Sonradan ayrılıklar yaşasak da, Kurtuluş Partili Hukukçular olarak, daha önce de Devrimci Mücadeleci Hukukçular olarak, yıllarca omuz omuza çalıştığımız avukat arkadaşlarımızdan 9’u, CIA+Cemaat+AKP “hukuk” bürolarına dönüşen mahkemelerden biri tarafından tutuklandı.
Operasyonun ilk anından itibaren, AKP’nin hukuk bürosuna dönüşen “özel” yetkili yargıdan ve sabıkası malum “TEM” polislerinden gelen “hukuk” maskeli saldırıya karşı, avukat arkadaşlarımızın yanında yer aldık.
Baroda görevli hukukçularımız, Ankara’da yapılan hemen hemen tüm büro, ev aramaları ile Çağdaş Hukukçular Derneği’nde yapılan aramalara katıldılar. Konuyla ilgili avukat eylemleri örgütlenmesinde öncü görev aldılar, baro ve ÇHD toplantılarına katıldılar. İstanbul’daki arkadaşlarımız da İstanbul ÇHD’nin önündeki eylemlerde ve gözaltına alınanların 2 gün sonrasında çıkarıldıkları adliyede yerlerini aldılar.

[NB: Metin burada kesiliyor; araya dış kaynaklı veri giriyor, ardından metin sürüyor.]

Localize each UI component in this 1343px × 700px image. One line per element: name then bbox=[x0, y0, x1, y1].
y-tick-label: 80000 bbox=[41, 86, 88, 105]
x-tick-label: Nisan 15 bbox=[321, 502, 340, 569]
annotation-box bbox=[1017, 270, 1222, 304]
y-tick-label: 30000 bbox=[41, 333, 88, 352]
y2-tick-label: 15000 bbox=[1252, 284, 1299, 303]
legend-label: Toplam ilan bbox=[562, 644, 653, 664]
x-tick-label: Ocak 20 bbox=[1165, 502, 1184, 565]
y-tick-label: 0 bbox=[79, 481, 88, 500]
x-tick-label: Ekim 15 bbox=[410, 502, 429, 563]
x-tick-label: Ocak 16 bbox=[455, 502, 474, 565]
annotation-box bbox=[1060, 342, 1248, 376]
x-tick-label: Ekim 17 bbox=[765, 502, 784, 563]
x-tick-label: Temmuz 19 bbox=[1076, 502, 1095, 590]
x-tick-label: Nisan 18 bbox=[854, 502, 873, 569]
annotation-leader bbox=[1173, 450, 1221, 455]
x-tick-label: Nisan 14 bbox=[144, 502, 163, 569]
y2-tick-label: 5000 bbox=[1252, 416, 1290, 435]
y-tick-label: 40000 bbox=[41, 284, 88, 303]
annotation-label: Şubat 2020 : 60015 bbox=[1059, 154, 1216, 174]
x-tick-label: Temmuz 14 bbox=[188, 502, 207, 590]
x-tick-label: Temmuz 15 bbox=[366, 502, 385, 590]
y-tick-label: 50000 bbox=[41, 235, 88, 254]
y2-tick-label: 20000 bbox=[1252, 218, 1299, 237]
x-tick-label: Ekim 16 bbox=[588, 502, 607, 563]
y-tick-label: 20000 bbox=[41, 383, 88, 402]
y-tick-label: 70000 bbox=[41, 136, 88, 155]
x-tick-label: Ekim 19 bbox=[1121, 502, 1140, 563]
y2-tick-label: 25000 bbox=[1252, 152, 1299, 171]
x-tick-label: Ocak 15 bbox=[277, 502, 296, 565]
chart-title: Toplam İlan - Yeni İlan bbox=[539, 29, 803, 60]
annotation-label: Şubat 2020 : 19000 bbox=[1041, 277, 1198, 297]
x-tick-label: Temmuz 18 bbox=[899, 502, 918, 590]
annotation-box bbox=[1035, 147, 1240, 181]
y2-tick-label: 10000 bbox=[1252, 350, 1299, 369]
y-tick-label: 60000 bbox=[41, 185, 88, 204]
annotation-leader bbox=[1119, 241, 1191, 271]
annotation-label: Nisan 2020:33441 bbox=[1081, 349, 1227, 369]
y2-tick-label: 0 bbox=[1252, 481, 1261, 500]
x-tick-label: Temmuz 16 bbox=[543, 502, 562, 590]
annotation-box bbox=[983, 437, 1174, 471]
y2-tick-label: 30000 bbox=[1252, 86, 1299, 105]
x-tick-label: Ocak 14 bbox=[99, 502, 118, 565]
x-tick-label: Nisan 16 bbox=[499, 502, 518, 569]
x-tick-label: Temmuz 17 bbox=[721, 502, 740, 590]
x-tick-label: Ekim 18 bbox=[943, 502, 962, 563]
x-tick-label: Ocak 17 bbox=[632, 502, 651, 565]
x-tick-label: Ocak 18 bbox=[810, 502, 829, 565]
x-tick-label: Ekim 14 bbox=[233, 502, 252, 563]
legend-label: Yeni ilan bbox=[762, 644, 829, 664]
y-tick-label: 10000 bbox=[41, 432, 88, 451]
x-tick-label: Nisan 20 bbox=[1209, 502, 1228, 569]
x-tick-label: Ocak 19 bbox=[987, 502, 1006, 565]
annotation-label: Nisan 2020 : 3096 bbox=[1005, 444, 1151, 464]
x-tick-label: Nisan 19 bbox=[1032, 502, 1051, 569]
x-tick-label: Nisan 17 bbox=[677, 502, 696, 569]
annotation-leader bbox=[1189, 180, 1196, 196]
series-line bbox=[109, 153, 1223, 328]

Ankara’da yapılan aramalarda, avukatlık bürosunda yapılacak aramaya dayanak olan “arama kararı”nın hukuka aykırılığı sebebiyle aramayı ilk anda engelleyebildiysek de, aynı gün yeniden “şeklen geçerli” bir kararla savcılık ve TEM polisleri yeniden aramaya geldi. Aramalarda savcının, en küçük bir evrak, belge, doküman vb.ne el koymadığına, yalnızca bilgisayar-CD kopyalarını aldıklarını müşahede ettik. Tek istisnayla: Bir avukatın evinden Sol Yayınları’ndan çıkan ve her kitapçıda bulunabilen Lenin’in kitaplarının alındığını duyduk. Bu işlemin hukukun değil, mizahın konusu olduğunu düşünüyor ve geçiyoruz. Ama Ortaçağcı/Şeriatçı zihniyetin Sosyalizme düşmanlığının düzeyini gösteren çarpıcı bir örnek olmuştur bu.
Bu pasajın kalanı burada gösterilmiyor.